In a microwavable cup (such as a pyrex measuring cup) mix the cups water with the sugar, then microwave it on high for 3-4 minutes, until it bubbles (you may have to do it in two steps). Or simply boil the syrup in a pan over a fire. When the syrup boils, immediately add the rhum, and pour the boiling syrup over the cake. I simply pour the syrup over the (cooled) baba while the cake is in the mold, so it will soak better. Let it absorb the syrup for a few minutes at least, then turn it and unmold, and serve at room temperature. (Note: you may want to avoid a cake stand or the like, but rather use a dish with at least a slightly raised border - just in case some syrup seeps out over time).

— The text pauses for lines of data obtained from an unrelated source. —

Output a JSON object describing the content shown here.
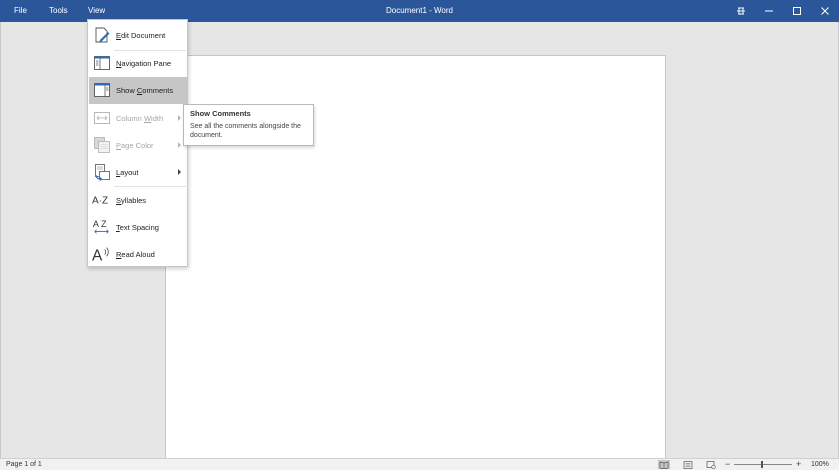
{
  "app": {
    "window_title": "Document1 - Word",
    "accent_color": "#2b579a"
  },
  "menubar": {
    "items": [
      {
        "label": "File"
      },
      {
        "label": "Tools"
      },
      {
        "label": "View"
      }
    ]
  },
  "window_controls": [
    "pin-icon",
    "minimize-icon",
    "maximize-icon",
    "close-icon"
  ],
  "view_menu": {
    "items": [
      {
        "label": "Edit Document",
        "icon": "edit-document-icon",
        "enabled": true
      },
      {
        "label": "Navigation Pane",
        "icon": "navigation-pane-icon",
        "enabled": true
      },
      {
        "label": "Show Comments",
        "icon": "show-comments-icon",
        "enabled": true,
        "selected": true
      },
      {
        "label": "Column Width",
        "icon": "column-width-icon",
        "enabled": false,
        "submenu": true
      },
      {
        "label": "Page Color",
        "icon": "page-color-icon",
        "enabled": false,
        "submenu": true
      },
      {
        "label": "Layout",
        "icon": "layout-icon",
        "enabled": true,
        "submenu": true
      },
      {
        "label": "Syllables",
        "icon": "syllables-icon",
        "enabled": true
      },
      {
        "label": "Text Spacing",
        "icon": "text-spacing-icon",
        "enabled": true
      },
      {
        "label": "Read Aloud",
        "icon": "read-aloud-icon",
        "enabled": true
      }
    ]
  },
  "tooltip": {
    "title": "Show Comments",
    "description": "See all the comments alongside the document."
  },
  "statusbar": {
    "page_info": "Page 1 of 1",
    "views": [
      "read-mode-icon",
      "print-layout-icon",
      "web-layout-icon"
    ],
    "zoom_level": "100%",
    "zoom_minus": "−",
    "zoom_plus": "+"
  }
}
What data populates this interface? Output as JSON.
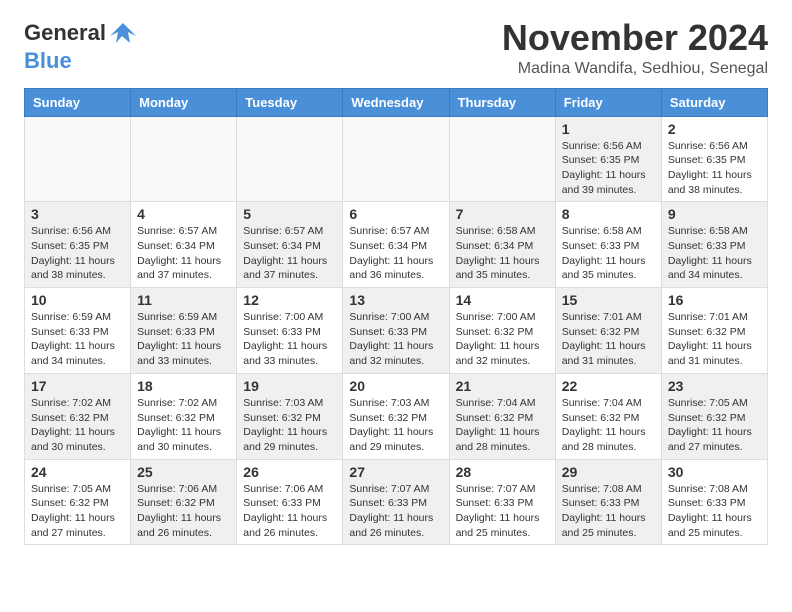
{
  "header": {
    "logo": {
      "general": "General",
      "blue": "Blue"
    },
    "month_title": "November 2024",
    "location": "Madina Wandifa, Sedhiou, Senegal"
  },
  "calendar": {
    "days_of_week": [
      "Sunday",
      "Monday",
      "Tuesday",
      "Wednesday",
      "Thursday",
      "Friday",
      "Saturday"
    ],
    "weeks": [
      [
        {
          "day": "",
          "info": "",
          "empty": true
        },
        {
          "day": "",
          "info": "",
          "empty": true
        },
        {
          "day": "",
          "info": "",
          "empty": true
        },
        {
          "day": "",
          "info": "",
          "empty": true
        },
        {
          "day": "",
          "info": "",
          "empty": true
        },
        {
          "day": "1",
          "info": "Sunrise: 6:56 AM\nSunset: 6:35 PM\nDaylight: 11 hours\nand 39 minutes.",
          "shaded": true
        },
        {
          "day": "2",
          "info": "Sunrise: 6:56 AM\nSunset: 6:35 PM\nDaylight: 11 hours\nand 38 minutes.",
          "shaded": false
        }
      ],
      [
        {
          "day": "3",
          "info": "Sunrise: 6:56 AM\nSunset: 6:35 PM\nDaylight: 11 hours\nand 38 minutes.",
          "shaded": true
        },
        {
          "day": "4",
          "info": "Sunrise: 6:57 AM\nSunset: 6:34 PM\nDaylight: 11 hours\nand 37 minutes.",
          "shaded": false
        },
        {
          "day": "5",
          "info": "Sunrise: 6:57 AM\nSunset: 6:34 PM\nDaylight: 11 hours\nand 37 minutes.",
          "shaded": true
        },
        {
          "day": "6",
          "info": "Sunrise: 6:57 AM\nSunset: 6:34 PM\nDaylight: 11 hours\nand 36 minutes.",
          "shaded": false
        },
        {
          "day": "7",
          "info": "Sunrise: 6:58 AM\nSunset: 6:34 PM\nDaylight: 11 hours\nand 35 minutes.",
          "shaded": true
        },
        {
          "day": "8",
          "info": "Sunrise: 6:58 AM\nSunset: 6:33 PM\nDaylight: 11 hours\nand 35 minutes.",
          "shaded": false
        },
        {
          "day": "9",
          "info": "Sunrise: 6:58 AM\nSunset: 6:33 PM\nDaylight: 11 hours\nand 34 minutes.",
          "shaded": true
        }
      ],
      [
        {
          "day": "10",
          "info": "Sunrise: 6:59 AM\nSunset: 6:33 PM\nDaylight: 11 hours\nand 34 minutes.",
          "shaded": false
        },
        {
          "day": "11",
          "info": "Sunrise: 6:59 AM\nSunset: 6:33 PM\nDaylight: 11 hours\nand 33 minutes.",
          "shaded": true
        },
        {
          "day": "12",
          "info": "Sunrise: 7:00 AM\nSunset: 6:33 PM\nDaylight: 11 hours\nand 33 minutes.",
          "shaded": false
        },
        {
          "day": "13",
          "info": "Sunrise: 7:00 AM\nSunset: 6:33 PM\nDaylight: 11 hours\nand 32 minutes.",
          "shaded": true
        },
        {
          "day": "14",
          "info": "Sunrise: 7:00 AM\nSunset: 6:32 PM\nDaylight: 11 hours\nand 32 minutes.",
          "shaded": false
        },
        {
          "day": "15",
          "info": "Sunrise: 7:01 AM\nSunset: 6:32 PM\nDaylight: 11 hours\nand 31 minutes.",
          "shaded": true
        },
        {
          "day": "16",
          "info": "Sunrise: 7:01 AM\nSunset: 6:32 PM\nDaylight: 11 hours\nand 31 minutes.",
          "shaded": false
        }
      ],
      [
        {
          "day": "17",
          "info": "Sunrise: 7:02 AM\nSunset: 6:32 PM\nDaylight: 11 hours\nand 30 minutes.",
          "shaded": true
        },
        {
          "day": "18",
          "info": "Sunrise: 7:02 AM\nSunset: 6:32 PM\nDaylight: 11 hours\nand 30 minutes.",
          "shaded": false
        },
        {
          "day": "19",
          "info": "Sunrise: 7:03 AM\nSunset: 6:32 PM\nDaylight: 11 hours\nand 29 minutes.",
          "shaded": true
        },
        {
          "day": "20",
          "info": "Sunrise: 7:03 AM\nSunset: 6:32 PM\nDaylight: 11 hours\nand 29 minutes.",
          "shaded": false
        },
        {
          "day": "21",
          "info": "Sunrise: 7:04 AM\nSunset: 6:32 PM\nDaylight: 11 hours\nand 28 minutes.",
          "shaded": true
        },
        {
          "day": "22",
          "info": "Sunrise: 7:04 AM\nSunset: 6:32 PM\nDaylight: 11 hours\nand 28 minutes.",
          "shaded": false
        },
        {
          "day": "23",
          "info": "Sunrise: 7:05 AM\nSunset: 6:32 PM\nDaylight: 11 hours\nand 27 minutes.",
          "shaded": true
        }
      ],
      [
        {
          "day": "24",
          "info": "Sunrise: 7:05 AM\nSunset: 6:32 PM\nDaylight: 11 hours\nand 27 minutes.",
          "shaded": false
        },
        {
          "day": "25",
          "info": "Sunrise: 7:06 AM\nSunset: 6:32 PM\nDaylight: 11 hours\nand 26 minutes.",
          "shaded": true
        },
        {
          "day": "26",
          "info": "Sunrise: 7:06 AM\nSunset: 6:33 PM\nDaylight: 11 hours\nand 26 minutes.",
          "shaded": false
        },
        {
          "day": "27",
          "info": "Sunrise: 7:07 AM\nSunset: 6:33 PM\nDaylight: 11 hours\nand 26 minutes.",
          "shaded": true
        },
        {
          "day": "28",
          "info": "Sunrise: 7:07 AM\nSunset: 6:33 PM\nDaylight: 11 hours\nand 25 minutes.",
          "shaded": false
        },
        {
          "day": "29",
          "info": "Sunrise: 7:08 AM\nSunset: 6:33 PM\nDaylight: 11 hours\nand 25 minutes.",
          "shaded": true
        },
        {
          "day": "30",
          "info": "Sunrise: 7:08 AM\nSunset: 6:33 PM\nDaylight: 11 hours\nand 25 minutes.",
          "shaded": false
        }
      ]
    ]
  }
}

Note that the syrup must be bubbling, otherwise it will not be absorbed well. The amount of rhum can be varied. Nick Malgieri suggests to use a smaller quantity of rhum. But a little zing seems appropriate to temper the sweetness. Anyway, you can vary the proportions of rhum and water, and use the quantity of syrup you like. I have not experimented with other flavors (eg rose syrup), so I don't know how it would be. Incidentally, you may want to do the pouring over a sink, so there's no problem cleaning up spills. Similarly, when you unmold the cake, you may want to do a quick check by turning the mold on a dish over the sink. The syrup should be absorbed well, but you never know - this way, again, you'd avoid a sticky mess. Another thing: a hot cake out of the oven will absorb more. Which means that if you do so, you may need to use less and less watery syrup. Anyway, the doses I have given seem to be fine for a room-temperature cake.

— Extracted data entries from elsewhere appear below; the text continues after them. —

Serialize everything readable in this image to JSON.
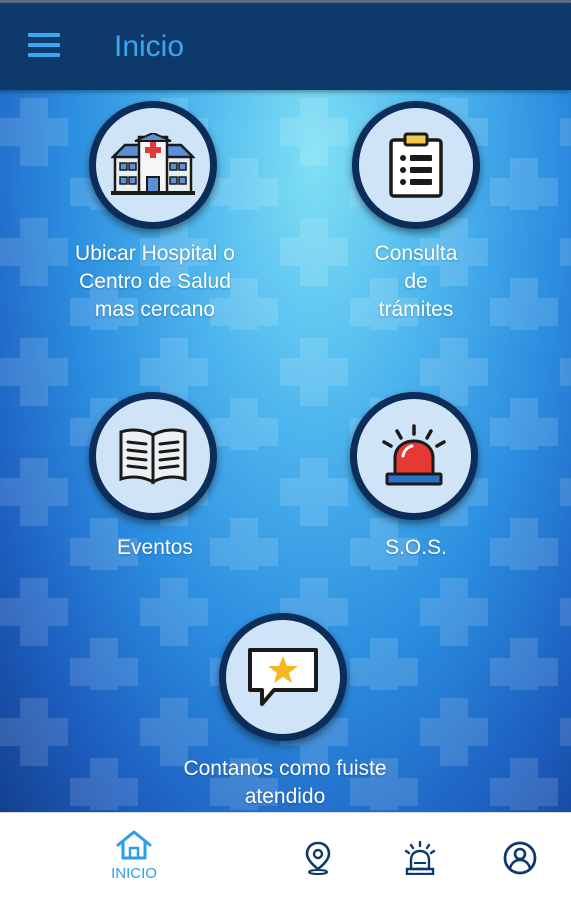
{
  "header": {
    "title": "Inicio",
    "menu_icon": "hamburger-menu-icon"
  },
  "tiles": [
    {
      "label_lines": [
        "Ubicar Hospital o",
        "Centro de Salud",
        "mas cercano"
      ],
      "icon": "hospital-icon"
    },
    {
      "label_lines": [
        "Consulta",
        "de",
        "trámites"
      ],
      "icon": "clipboard-icon"
    },
    {
      "label_lines": [
        "Eventos"
      ],
      "icon": "open-book-icon"
    },
    {
      "label_lines": [
        "S.O.S."
      ],
      "icon": "emergency-siren-icon"
    },
    {
      "label_lines": [
        "Contanos como fuiste",
        "atendido"
      ],
      "icon": "star-message-icon"
    }
  ],
  "bottom_nav": {
    "items": [
      {
        "label": "INICIO",
        "icon": "home-icon",
        "active": true
      },
      {
        "label": "",
        "icon": "location-pin-icon",
        "active": false
      },
      {
        "label": "",
        "icon": "siren-icon",
        "active": false
      },
      {
        "label": "",
        "icon": "user-profile-icon",
        "active": false
      }
    ]
  },
  "colors": {
    "header_bg": "#0e3a6b",
    "accent": "#3ba6f2",
    "circle_border": "#0c2d5a",
    "circle_fill": "#cfe4f7",
    "nav_icon": "#0e3a6b"
  }
}
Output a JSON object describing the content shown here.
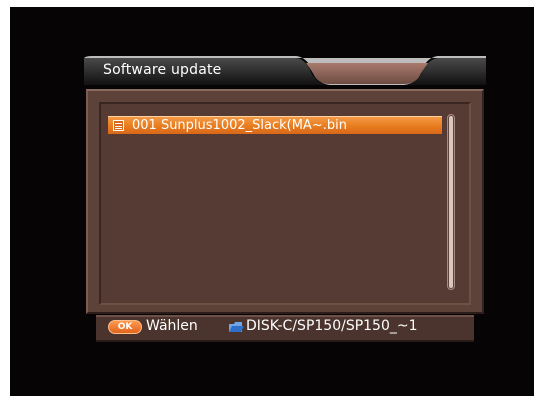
{
  "window": {
    "title": "Software update"
  },
  "file_list": {
    "items": [
      {
        "label": "001 Sunplus1002_Slack(MA~.bin",
        "icon": "file-icon",
        "selected": true
      }
    ],
    "scroll_fraction": 1.0
  },
  "footer": {
    "ok_key": "OK",
    "ok_action": "Wählen",
    "path_icon": "folder-icon",
    "path": "DISK-C/SP150/SP150_~1"
  },
  "colors": {
    "highlight": "#e77c1e",
    "panel": "#553b33",
    "background": "#060404"
  }
}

The cake can also be covered it with an apricot jam glaze. (Mix a couple of tbsp of apricot preserve with a tbsp sugar and a couple of tbsp water, then brush on the cake). But this is really not necessary.

The cake (without the syrup) can last a few days (covered in plastic). In fact, I usually prepare it at night a day or two in advance. It is probably best to soak the cake the day you're serving it, as otherwise the cake may slowly get dry. If kept in airtight containers in the refrigerator (airtight to avoid the cake from drying out), leftover syruped slices keep very well for several days, if not weeks, because of all the rhum and sugar. You can also freeze the cake (before soaking), as one does with bread.

The same ingredients should also produce the traditional babas. Just pour the batter in the individual molds instead of in the big cake mold, and let rise before baking. They bake faster than the big cake. To soak them in the rhum, you should drop them in a pot of boiling sugar and let them soak for a minute or so, or drop them in the microwaveable cup with the sugar, and microwave them in very bubbly syrup for 10 seconds or so. Unsoaked, they freeze well. I keep a bag in the freezer, and take one when I feel like something sweet. It takes one minute to prepare some syrup.

Chocolate baba

Same recipe as above, with the addition of up to 1/2 cup cocoa powder to the flour. The cocoa gives a slight bitterness to the cake. I prefer the basic version, but it works well with the cocoa too.